To illustrate our protocol levering our established swine model of cardiac arrest with the use of CO as a therapy, blood samples were collected following a standard protocol using cfDNA/cfRNA Preservative Norgen tubes (Norgen Biotek, Canada). The following protocol was based on Norgen Biotek’s recommendation with respect to centrifugation speed and temperature. A total of 20 ml of whole blood were placed into two Norgen tubes, each tube was then gently inverted 5 times to allow gentle mixture of the preservative and the blood samples followed immediately for processing. Samples were then centrifuged at 1,600 x g for 10 min at 4°C to obtain a total of 10 mL of plasma on the upper layer. For cfDNA, the plasma was then centrifuged at 16,000 x g at RT to remove cell debris. The supernatant was then stored at -80°C before cfDNA extraction. cfDNA extraction was then performed with the NextPrep-Mag cfDNA isolation kit (PerkinElmer, MA), following the manufacturer’s protocol. CfDNA quantification was performed using Qubit 1x dsDNA HS assay kit with the Qubit 4 fluorometer (Thermo Fisher Scientific). Swine cortex (PG-212) and blood (PG-705) genomic DNA (gDNA) samples were acquired from Zyagen as reference genomes. Samples were bisulfite converted using EZ DNA methylation-lightning kit (Zymo Research) before sequencing and data processing [12,13].

Libraries for the WGBS were created from the bisulfite-converted samples using the NEBNext Enzymatic Methyl-seq Kit (New England Biolabs) according to the manufacturer’s protocol. Libraries were quantified with the Qubit 1x dsDNA high sensitivity assay kit and the Qubit 4 fluorometer. The WGBS was conducted on the NovaSeq 6000 platform (Illumina) producing 2 x 150 paired end reads at 30 x coverage. Sequencing reads were analyzed as follows: quality checked, trimming, and aligned to the pig reference genome assembly, respectively. Bismark methylation extraction was applied to extract the methylation call for CpGs in each sample [14].

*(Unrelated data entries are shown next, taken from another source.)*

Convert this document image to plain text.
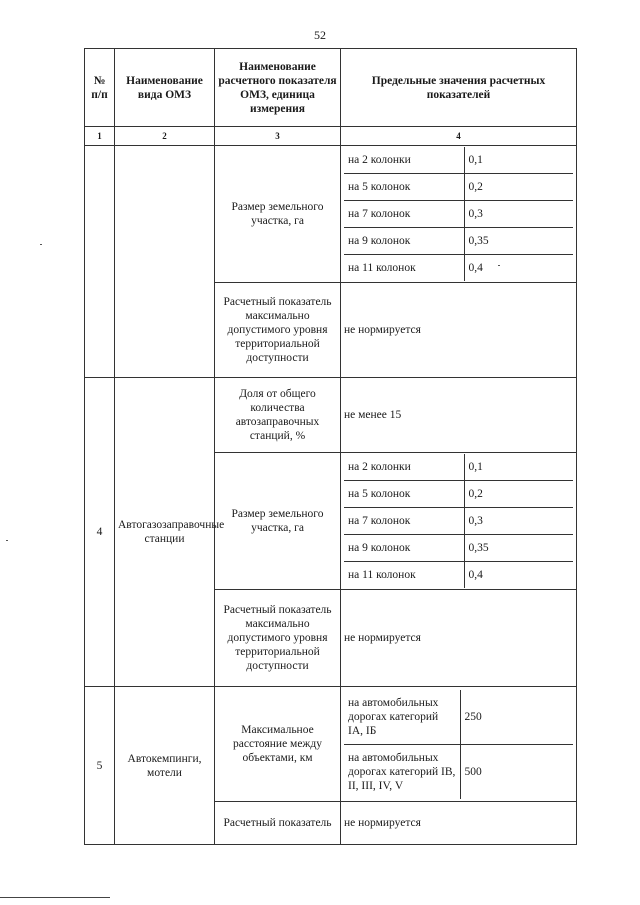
52
№ п/п	Наименование вида ОМЗ	Наименование расчетного показателя ОМЗ, единица измерения	Предельные значения расчетных показателей
1	2	3	4
		Размер земельного участка, га	
на 2 колонки	0,1
на 5 колонок	0,2
на 7 колонок	0,3
на 9 колонок	0,35
на 11 колонок	0,4

Расчетный показатель максимально допустимого уровня территориальной доступности	не нормируется
4	Автогазозаправочные станции	Доля от общего количества автозаправочных станций, %	не менее 15
Размер земельного участка, га	
на 2 колонки	0,1
на 5 колонок	0,2
на 7 колонок	0,3
на 9 колонок	0,35
на 11 колонок	0,4

Расчетный показатель максимально допустимого уровня территориальной доступности	не нормируется
5	Автокемпинги, мотели	Максимальное расстояние между объектами, км	
на автомобильных дорогах категорий IA, IБ	250
на автомобильных дорогах категорий IB, II, III, IV, V	500

Расчетный показатель	не нормируется
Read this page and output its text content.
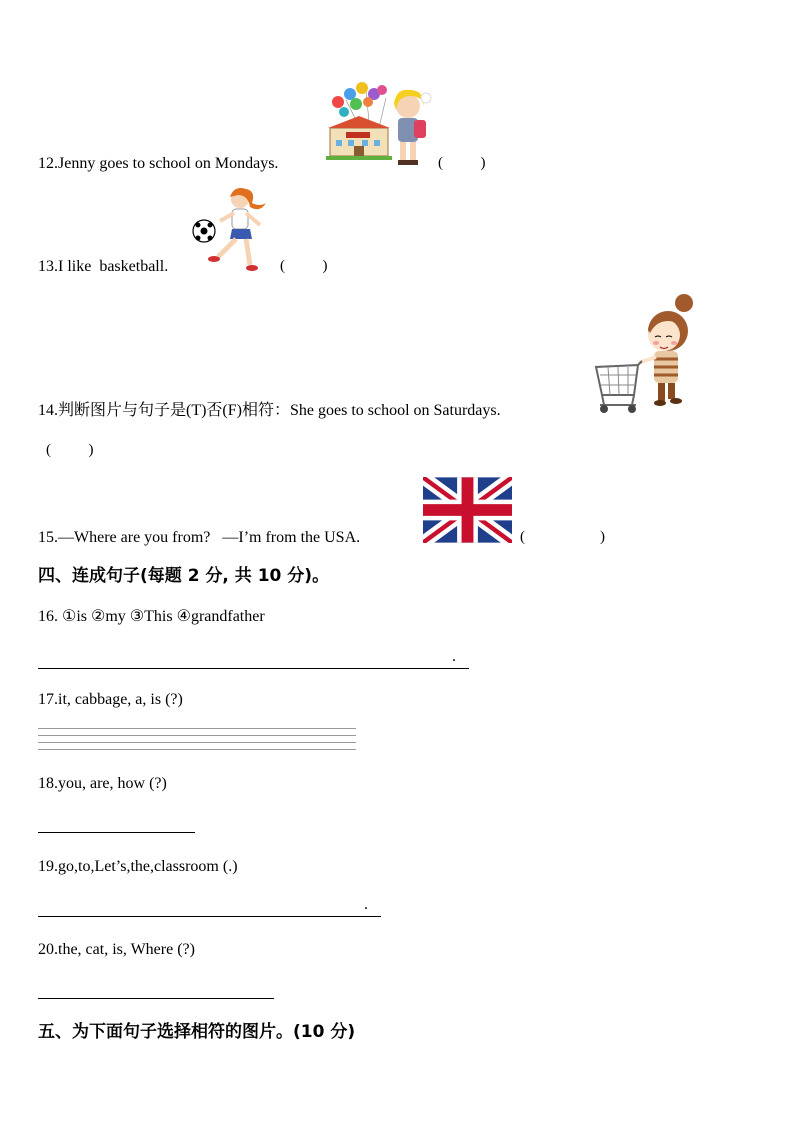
12.Jenny goes to school on Mondays.	(          )
13.I like  basketball.	(          )
14.判断图片与句子是(T)否(F)相符：She goes to school on Saturdays.
(          )
15.—Where are you from?   —I’m from the USA.	(                    )
四、连成句子(每题 2 分, 共 10 分)。
16. ①is ②my ③This ④grandfather
.
17.it, cabbage, a, is (?)
18.you, are, how (?)
19.go,to,Let’s,the,classroom (.)
.
20.the, cat, is, Where (?)
五、为下面句子选择相符的图片。(10 分)
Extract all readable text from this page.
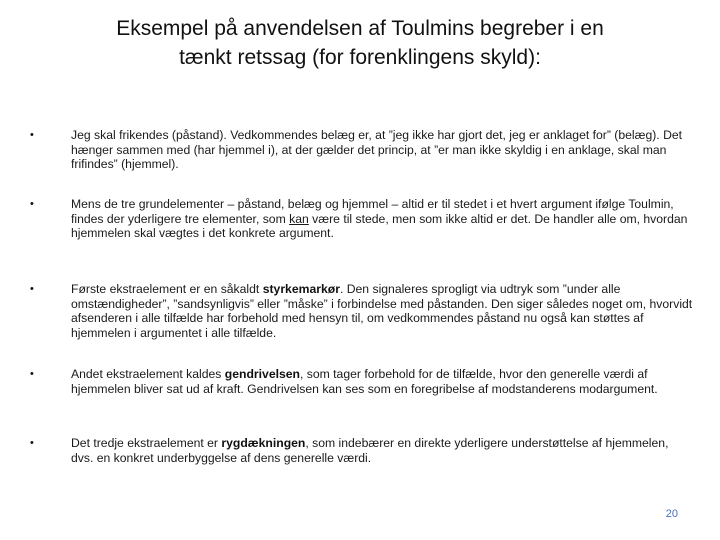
Eksempel på anvendelsen af Toulmins begreber i en
tænkt retssag (for forenklingens skyld):
•	Jeg skal frikendes (påstand). Vedkommendes belæg er, at ”jeg ikke har gjort det, jeg er anklaget for” (belæg). Det hænger sammen med (har hjemmel i), at der gælder det princip, at ”er man ikke skyldig i en anklage, skal man frifindes” (hjemmel).
•	Mens de tre grundelementer – påstand, belæg og hjemmel – altid er til stedet i et hvert argument ifølge Toulmin, findes der yderligere tre elementer, som kan være til stede, men som ikke altid er det. De handler alle om, hvordan hjemmelen skal vægtes i det konkrete argument.
•	Første ekstraelement er en såkaldt styrkemarkør. Den signaleres sprogligt via udtryk som ”under alle omstændigheder”, ”sandsynligvis” eller ”måske” i forbindelse med påstanden. Den siger således noget om, hvorvidt afsenderen i alle tilfælde har forbehold med hensyn til, om vedkommendes påstand nu også kan støttes af hjemmelen i argumentet i alle tilfælde.
•	Andet ekstraelement kaldes gendrivelsen, som tager forbehold for de tilfælde, hvor den generelle værdi af hjemmelen bliver sat ud af kraft. Gendrivelsen kan ses som en foregribelse af modstanderens modargument.
•	Det tredje ekstraelement er rygdækningen, som indebærer en direkte yderligere understøttelse af hjemmelen, dvs. en konkret underbyggelse af dens generelle værdi.
20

Differential methylation analysis.

We used the Seqmonk analytic workflow to identify DMRs among tissue types (https://www.bioinformatics.babraham.ac.uk/projects/seqmonk/). All DMRs were based on a genomic window size of 25 CpGs. Methylation values were quantitated by the “bisulphite methylation over features” pipeline in Seqmonk. The following criteria were applied for the selection of the following DMRs. Brain-specific DMRs were defined as those regions in which methylation in the cortex differed from methylation in blood by more than 50% (differential (diff) methylation >50%). Positive diff methylation indicates relative hypermethylation of the brain-specific DMR relative to blood, whereas negative diff methylation indicates relative hypomethylation, with an FDR < 0.00005.

Statistical analyses.

The EdgeR package in Seqmonk was applied to DMR analysis. The Benjamini-Hochberg procedure was carried out to adjust p-values for multiple comparisons.

Result

Cell-free DNA

We found that cfDNA methylation patterns were distinctively clustered at 2h post CO treatment and at the end of the observation and that the cfDNA components varied between the two groups [Fig 1]. The blood tissue served as a background tissue as most of the cfDNA fragments in plasma are derived from the apoptotic hematopoietic cells in healthy subjects [15]. A group of hypermethylated brain DMRs (in red) and a group of hypomethylated brain DMRs (in blue) [Fig 2]. Then a comparison of the cfDNA methylome to the methylation atlas and we found a hypomethylated brain DMR (BD). The level of unmethylated BD, which is the proportion of BD that is not methylated, significantly increased at 2h post sham treatment and at the end of observation [Fig 3]. On the contrary, the levels of unmethylated BD were kept constant during and after CO treatment.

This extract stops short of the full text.